Background: TRK-inhibitors have demonstrated efficacy across several cancers with NTRK fusions. Their activity in cancers with NTRK overexpression remains unclear.

Methods: This trial enrolled patients with advanced cancers harboring NTRK fusions or extreme mRNA overexpression, defined as NTRK1/2/3 expression by RNA profiling >5 SDs for a given cancer type. The primary endpoint was objective response rate (ORR), with secondary endpoints including time-to-progression (TTP) ratio [TTP on study to TTP on previous systemic therapy (TTP1)], progression-free survival (PFS), and overall survival (OS). Initially planned for 2 non-comparator groups: primary central nervous system (CNS) and non-CNS tumours with NTRK fusions, the protocol was amended to permit NTRK overexpression.

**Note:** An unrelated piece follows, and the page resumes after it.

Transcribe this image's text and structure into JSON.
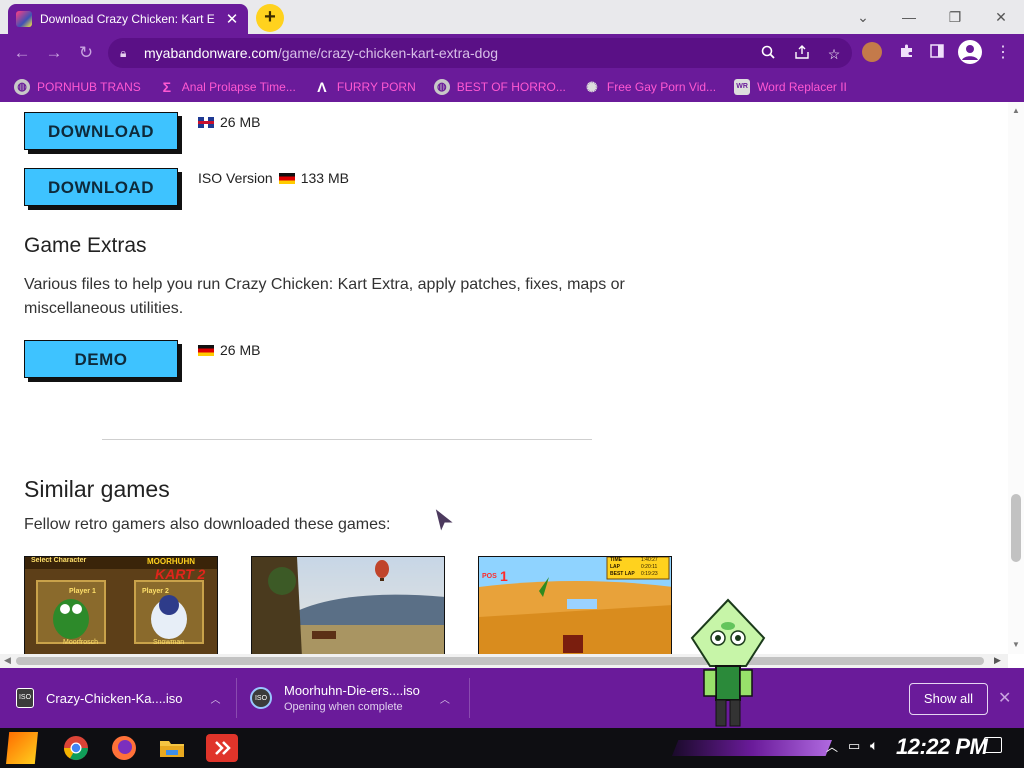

Results: Seventeen patients were treated with larotrectinib: one glioblastoma with a SPECC1L::NTRK2 fusion (group 1), and a peripheral nerve sheath tumor with a TPM3::NTRK1 fusion and 15 patients with overexpression (group 2). The ORR was 6%. An additional 3 of 12 (25%) TTP1-evaluable patients achieved a TTP ratio ≥1.3 and 2 of 5 without an evaluable TTP1 had a PFS >6 months. Median PFS and OS were 3.5 (95% CI, 1.4-6.0) and 15.9 months (95% CI, 6.4-NR), respectively.

Conclusion: Unlike its efficacy in NTRK-fusion positive cancers, larotrectinib did not demonstrate a signal of efficacy among tumors with NTRK overexpression.

Keywords: NTRK fusions; NTRK overexpression; TRK inhibitor; larotrectinib.